We keep hearing how the property sector has been one of the slowest to adopt new technologies and that its digital transformation journey is nowhere near other industries that rely on disruptive new tech to maintain productivity levels and enable improved efficiency.
By Stefano Migliore, MD of Office Hub South Africa
It may come as a surprise to learn that in 2019 – before the world was forced to embrace more tech more quickly – $6-billion was invested by proptech funds into innovative start-up solutions alone, $2-billion more than the year before.
Despite the economic challenges this year has presented, Property Week’s annual Power of Proptech survey, conducted during the height of lockdown, reported that: “Regardless of where investments will be made in the months and years ahead, it is clear the property industry is increasingly willing to invest in technology and recognises the benefits it brings their business.”
The survey found that 93% of respondents believe an investment in technology will positively impact revenue in the next five years, while 50% said it would have a significant impact.
Locally, proptech is allowing a new breed of property entrepreneur to be born. These are the owners of space in secondary cities, suburbs and more rural areas across the country who are benefitting from the decentralisation and suburbanisation of the workforce. They have space that’s now in demand; whether traditional offices or they have astutely turned parts of their property into lettable space for use on flexi terms. They are the ones enabling employers to get their staff out of CBDs, travel less, and have somewhere other than home to work for a few hours or days per week.
And it’s proptech that allowing the entrepreneurs to benefit by providing a marketing platform that connects new-style tenants with new-style landlords.
One of the most mature of the proptech meet and match applications is Office Hub, an Australian business recently launched in South Africa.
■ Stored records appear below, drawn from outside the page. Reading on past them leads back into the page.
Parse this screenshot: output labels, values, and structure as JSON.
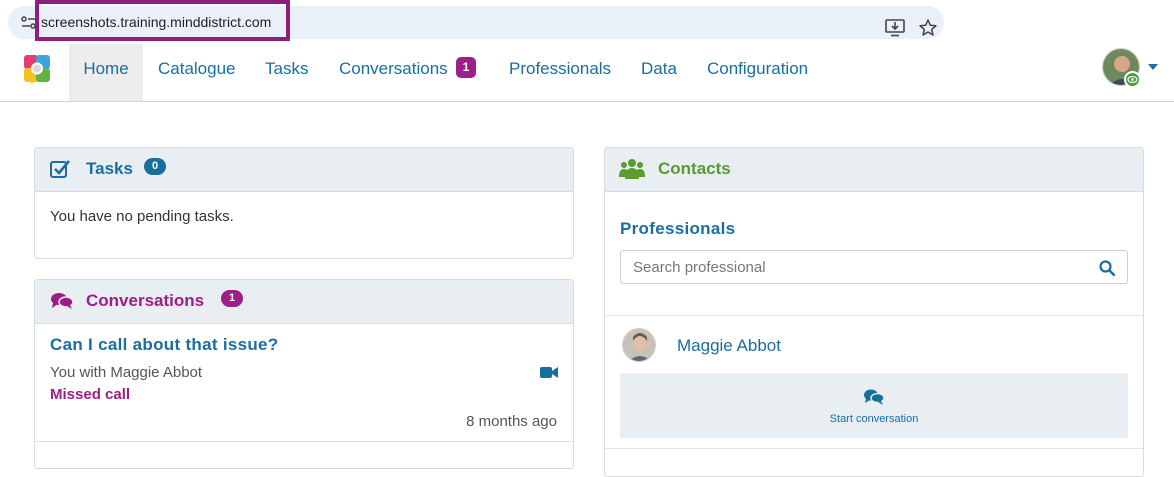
{
  "browser": {
    "url": "screenshots.training.minddistrict.com"
  },
  "nav": {
    "items": [
      {
        "label": "Home",
        "active": true
      },
      {
        "label": "Catalogue"
      },
      {
        "label": "Tasks"
      },
      {
        "label": "Conversations",
        "badge": "1"
      },
      {
        "label": "Professionals"
      },
      {
        "label": "Data"
      },
      {
        "label": "Configuration"
      }
    ]
  },
  "tasks": {
    "title": "Tasks",
    "count": "0",
    "empty_message": "You have no pending tasks."
  },
  "conversations": {
    "title": "Conversations",
    "count": "1",
    "items": [
      {
        "subject": "Can I call about that issue?",
        "participants": "You with Maggie Abbot",
        "status": "Missed call",
        "time": "8 months ago"
      }
    ]
  },
  "contacts": {
    "title": "Contacts",
    "professionals_heading": "Professionals",
    "search_placeholder": "Search professional",
    "people": [
      {
        "name": "Maggie Abbot",
        "action_label": "Start conversation"
      }
    ]
  },
  "colors": {
    "accent": "#1a6e9e",
    "conversations": "#9c1e86",
    "contacts": "#5a9a2f",
    "panel_header": "#e8eef2"
  },
  "icons": [
    "site-info-icon",
    "install-icon",
    "star-icon",
    "logo",
    "caret-icon",
    "check-icon",
    "chat-icon",
    "video-icon",
    "group-icon",
    "search-icon"
  ]
}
Its AI-driven platform enables anyone to market their space and anyone to find the space that suits them.
For example, a recent retiree from domestic service in Johannesburg is the new breed of property entrepreneur. She is using her retirement golden handshake to set up a lettable space in her rural home where she’ll offer a basic office with access to services like wi-fi, a computer, and a printer. Her customers will benefit from having these services nearby, and she will have an unexpected income stream as a property entrepreneur.
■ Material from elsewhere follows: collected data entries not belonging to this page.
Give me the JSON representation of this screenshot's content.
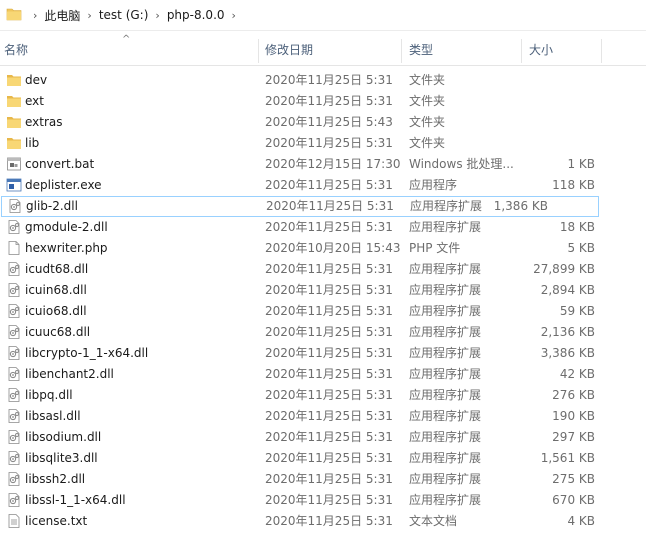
{
  "breadcrumb": [
    "此电脑",
    "test (G:)",
    "php-8.0.0"
  ],
  "columns": {
    "name": "名称",
    "date": "修改日期",
    "type": "类型",
    "size": "大小"
  },
  "files": [
    {
      "name": "dev",
      "date": "2020年11月25日 5:31",
      "type": "文件夹",
      "size": "",
      "icon": "folder-icon"
    },
    {
      "name": "ext",
      "date": "2020年11月25日 5:31",
      "type": "文件夹",
      "size": "",
      "icon": "folder-icon"
    },
    {
      "name": "extras",
      "date": "2020年11月25日 5:43",
      "type": "文件夹",
      "size": "",
      "icon": "folder-icon"
    },
    {
      "name": "lib",
      "date": "2020年11月25日 5:31",
      "type": "文件夹",
      "size": "",
      "icon": "folder-icon"
    },
    {
      "name": "convert.bat",
      "date": "2020年12月15日 17:30",
      "type": "Windows 批处理...",
      "size": "1 KB",
      "icon": "batch-file-icon"
    },
    {
      "name": "deplister.exe",
      "date": "2020年11月25日 5:31",
      "type": "应用程序",
      "size": "118 KB",
      "icon": "exe-icon"
    },
    {
      "name": "glib-2.dll",
      "date": "2020年11月25日 5:31",
      "type": "应用程序扩展",
      "size": "1,386 KB",
      "icon": "dll-icon",
      "selected": true
    },
    {
      "name": "gmodule-2.dll",
      "date": "2020年11月25日 5:31",
      "type": "应用程序扩展",
      "size": "18 KB",
      "icon": "dll-icon"
    },
    {
      "name": "hexwriter.php",
      "date": "2020年10月20日 15:43",
      "type": "PHP 文件",
      "size": "5 KB",
      "icon": "file-icon"
    },
    {
      "name": "icudt68.dll",
      "date": "2020年11月25日 5:31",
      "type": "应用程序扩展",
      "size": "27,899 KB",
      "icon": "dll-icon"
    },
    {
      "name": "icuin68.dll",
      "date": "2020年11月25日 5:31",
      "type": "应用程序扩展",
      "size": "2,894 KB",
      "icon": "dll-icon"
    },
    {
      "name": "icuio68.dll",
      "date": "2020年11月25日 5:31",
      "type": "应用程序扩展",
      "size": "59 KB",
      "icon": "dll-icon"
    },
    {
      "name": "icuuc68.dll",
      "date": "2020年11月25日 5:31",
      "type": "应用程序扩展",
      "size": "2,136 KB",
      "icon": "dll-icon"
    },
    {
      "name": "libcrypto-1_1-x64.dll",
      "date": "2020年11月25日 5:31",
      "type": "应用程序扩展",
      "size": "3,386 KB",
      "icon": "dll-icon"
    },
    {
      "name": "libenchant2.dll",
      "date": "2020年11月25日 5:31",
      "type": "应用程序扩展",
      "size": "42 KB",
      "icon": "dll-icon"
    },
    {
      "name": "libpq.dll",
      "date": "2020年11月25日 5:31",
      "type": "应用程序扩展",
      "size": "276 KB",
      "icon": "dll-icon"
    },
    {
      "name": "libsasl.dll",
      "date": "2020年11月25日 5:31",
      "type": "应用程序扩展",
      "size": "190 KB",
      "icon": "dll-icon"
    },
    {
      "name": "libsodium.dll",
      "date": "2020年11月25日 5:31",
      "type": "应用程序扩展",
      "size": "297 KB",
      "icon": "dll-icon"
    },
    {
      "name": "libsqlite3.dll",
      "date": "2020年11月25日 5:31",
      "type": "应用程序扩展",
      "size": "1,561 KB",
      "icon": "dll-icon"
    },
    {
      "name": "libssh2.dll",
      "date": "2020年11月25日 5:31",
      "type": "应用程序扩展",
      "size": "275 KB",
      "icon": "dll-icon"
    },
    {
      "name": "libssl-1_1-x64.dll",
      "date": "2020年11月25日 5:31",
      "type": "应用程序扩展",
      "size": "670 KB",
      "icon": "dll-icon"
    },
    {
      "name": "license.txt",
      "date": "2020年11月25日 5:31",
      "type": "文本文档",
      "size": "4 KB",
      "icon": "text-file-icon"
    }
  ],
  "colors": {
    "header_text": "#4c607a",
    "folder": "#f0c75e",
    "selection_border": "#99d1ff"
  }
}
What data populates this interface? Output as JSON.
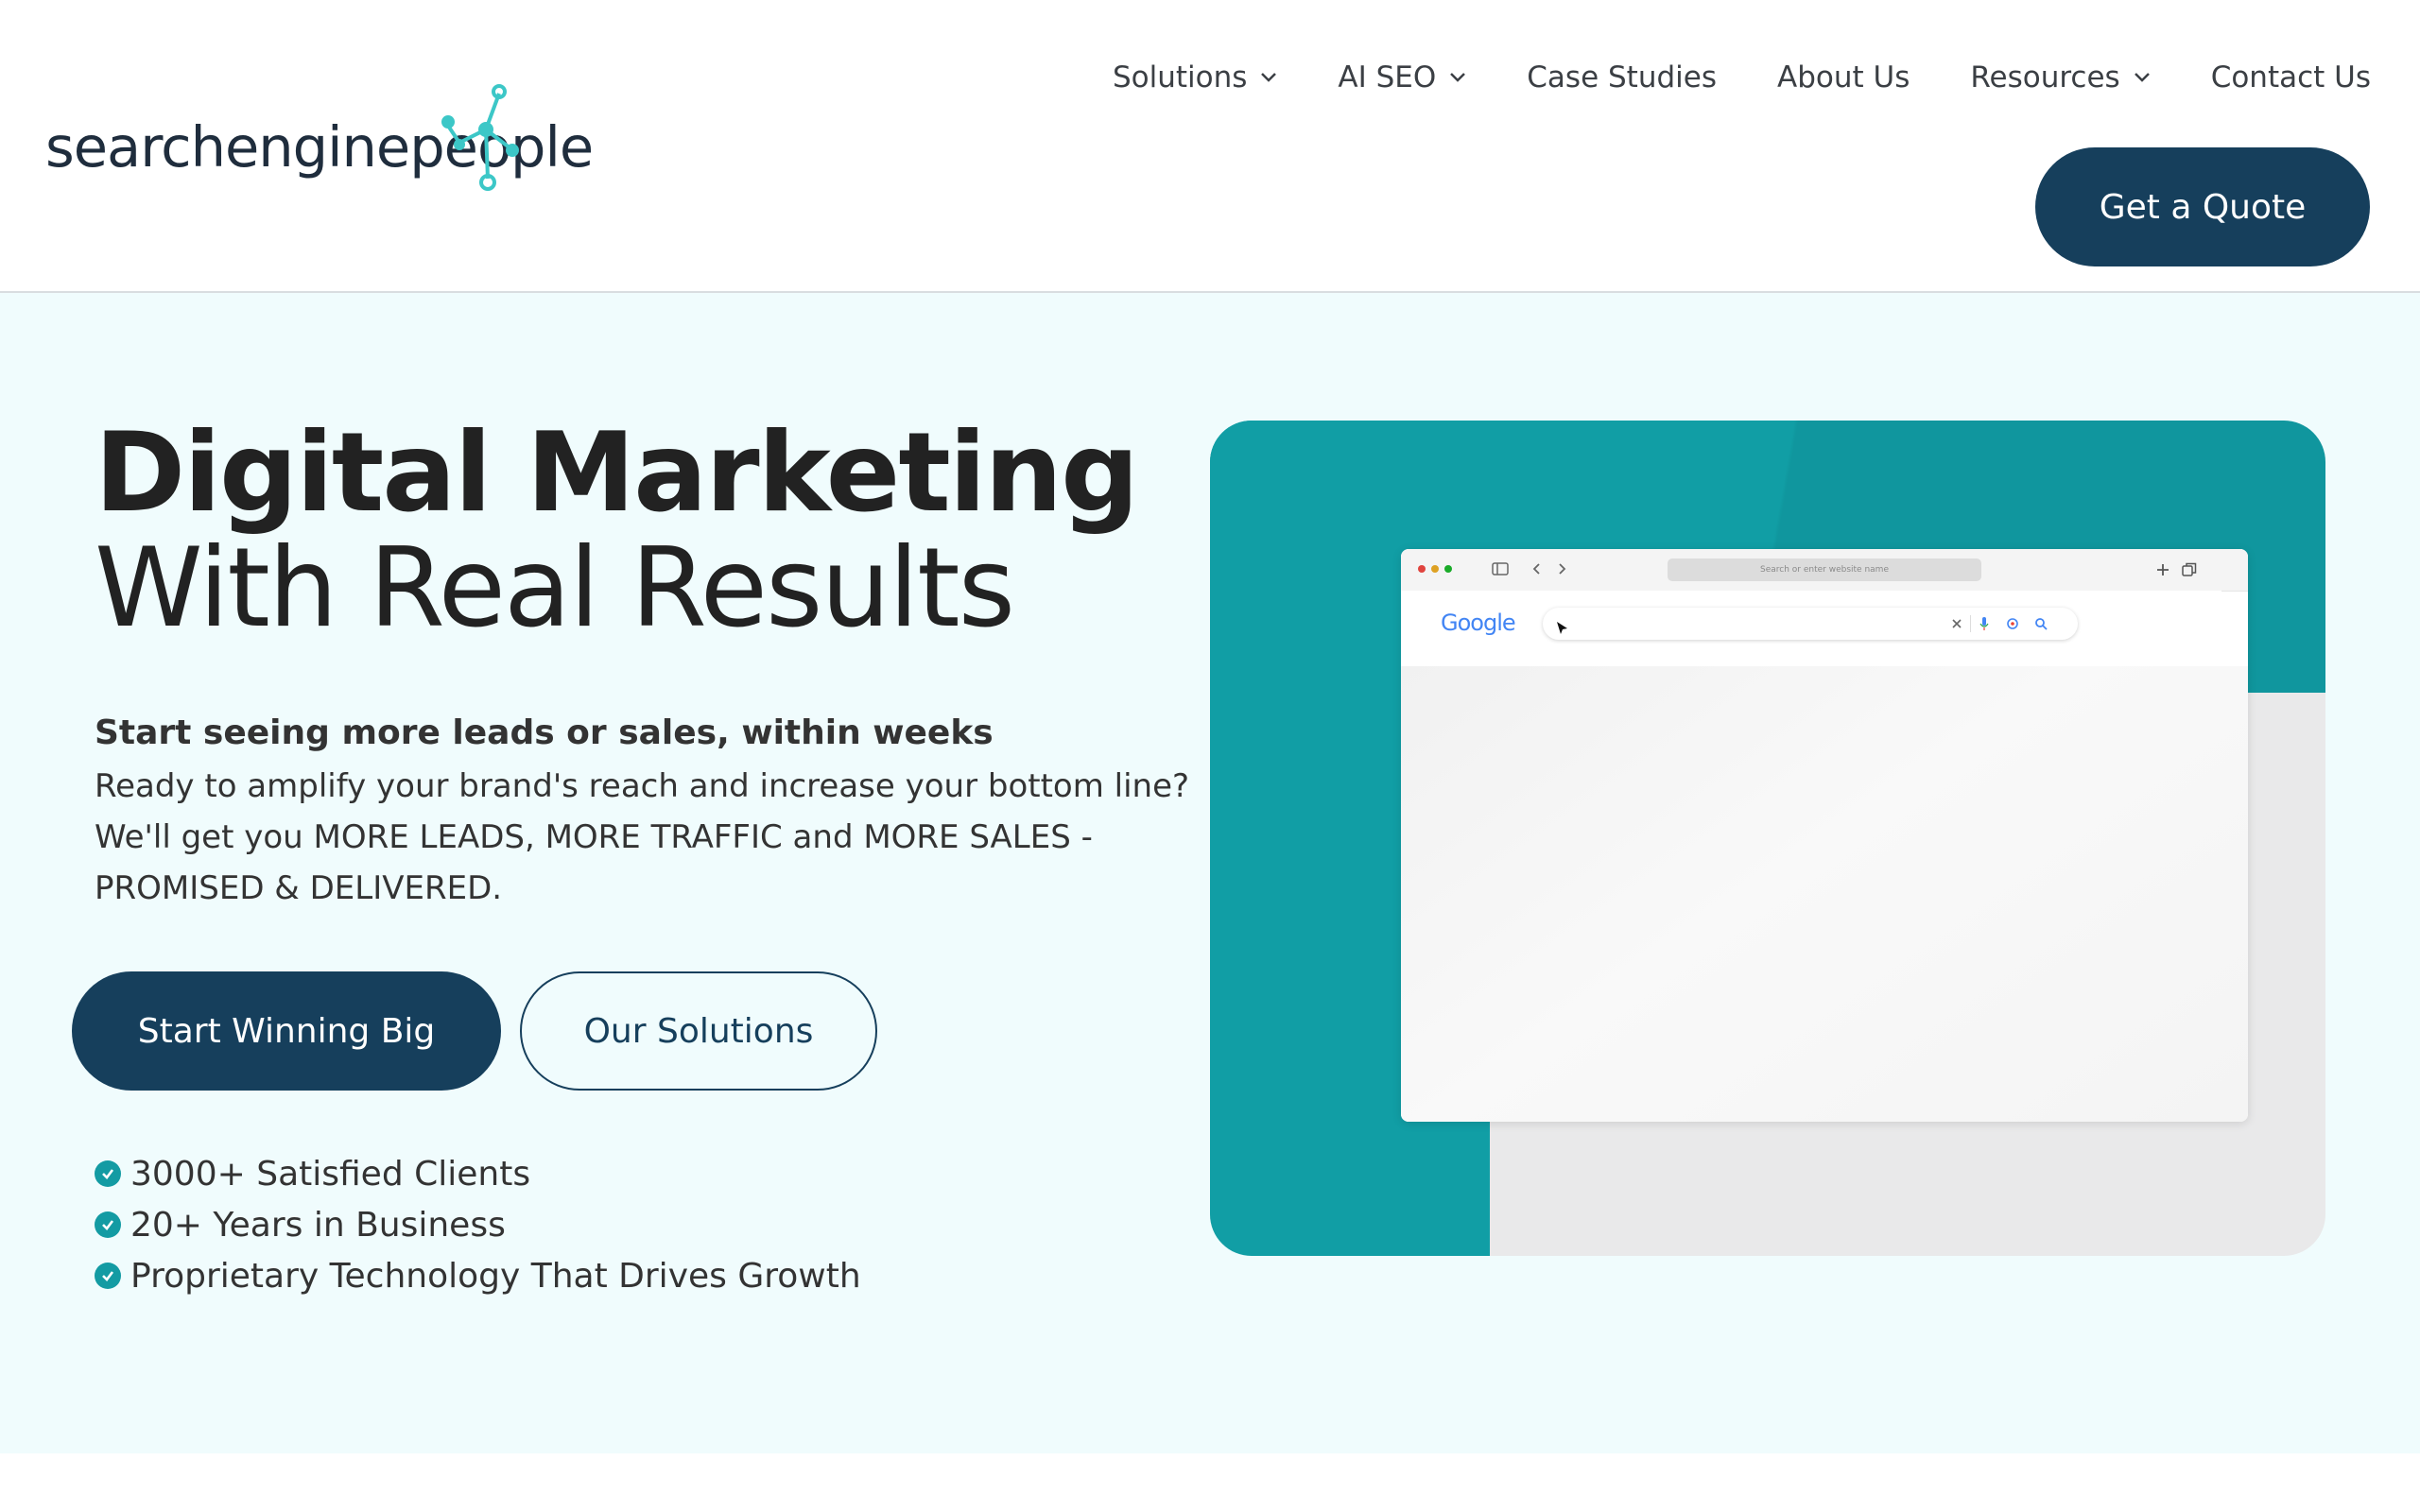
{
  "brand": {
    "name": "searchenginepeople"
  },
  "nav": {
    "items": [
      {
        "label": "Solutions",
        "has_dropdown": true
      },
      {
        "label": "AI SEO",
        "has_dropdown": true
      },
      {
        "label": "Case Studies",
        "has_dropdown": false
      },
      {
        "label": "About Us",
        "has_dropdown": false
      },
      {
        "label": "Resources",
        "has_dropdown": true
      },
      {
        "label": "Contact Us",
        "has_dropdown": false
      }
    ],
    "cta_label": "Get a Quote"
  },
  "hero": {
    "title": "Digital Marketing",
    "subtitle": "With Real Results",
    "lead_strong": "Start seeing more leads or sales, within weeks",
    "lead_text": "Ready to amplify your brand's reach and increase your bottom line? We'll get you MORE LEADS, MORE TRAFFIC and MORE SALES - PROMISED & DELIVERED.",
    "primary_button": "Start Winning Big",
    "secondary_button": "Our Solutions",
    "bullets": [
      "3000+ Satisfied Clients",
      "20+ Years in Business",
      "Proprietary Technology That Drives Growth"
    ]
  },
  "illustration": {
    "address_placeholder": "Search or enter website name",
    "search_engine_logo": "Google"
  },
  "colors": {
    "navy": "#163f5c",
    "teal": "#119ea5",
    "hero_bg": "#f0fcfd",
    "logo_accent": "#3cc7c7"
  }
}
Other non-traditional landlords are those many companies that no longer need the floor space they have; either due to downsizing or rotating and distributing their teams. They can now sub-let that unused space and recoup some of their rental commitment and in fact, bolster their revenue through offering a flexi workspace solution.
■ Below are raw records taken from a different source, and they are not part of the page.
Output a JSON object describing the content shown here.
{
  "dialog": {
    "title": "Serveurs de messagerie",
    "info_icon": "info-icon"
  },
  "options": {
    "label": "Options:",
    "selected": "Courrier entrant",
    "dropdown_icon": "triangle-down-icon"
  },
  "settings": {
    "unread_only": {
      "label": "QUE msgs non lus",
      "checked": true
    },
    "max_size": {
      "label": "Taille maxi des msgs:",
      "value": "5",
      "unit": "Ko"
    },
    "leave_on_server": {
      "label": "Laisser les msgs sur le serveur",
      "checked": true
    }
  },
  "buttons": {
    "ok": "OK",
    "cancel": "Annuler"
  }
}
The benefit of a Tinder-like proptech solution for the commercial property sector is that regardless of the space being marketed, there’s something for every type of tenant; from the all-in-one WeWork model to a Space-as-a-Service solution which comes without the added services that may be irrelevant for some in context of the world’s new reality of work.
Technology is democratising an industry previously dominated by a few large players and in so doing, is allowing the creation of more entrepreneurs, which in a stuttering economy is most needed and welcome.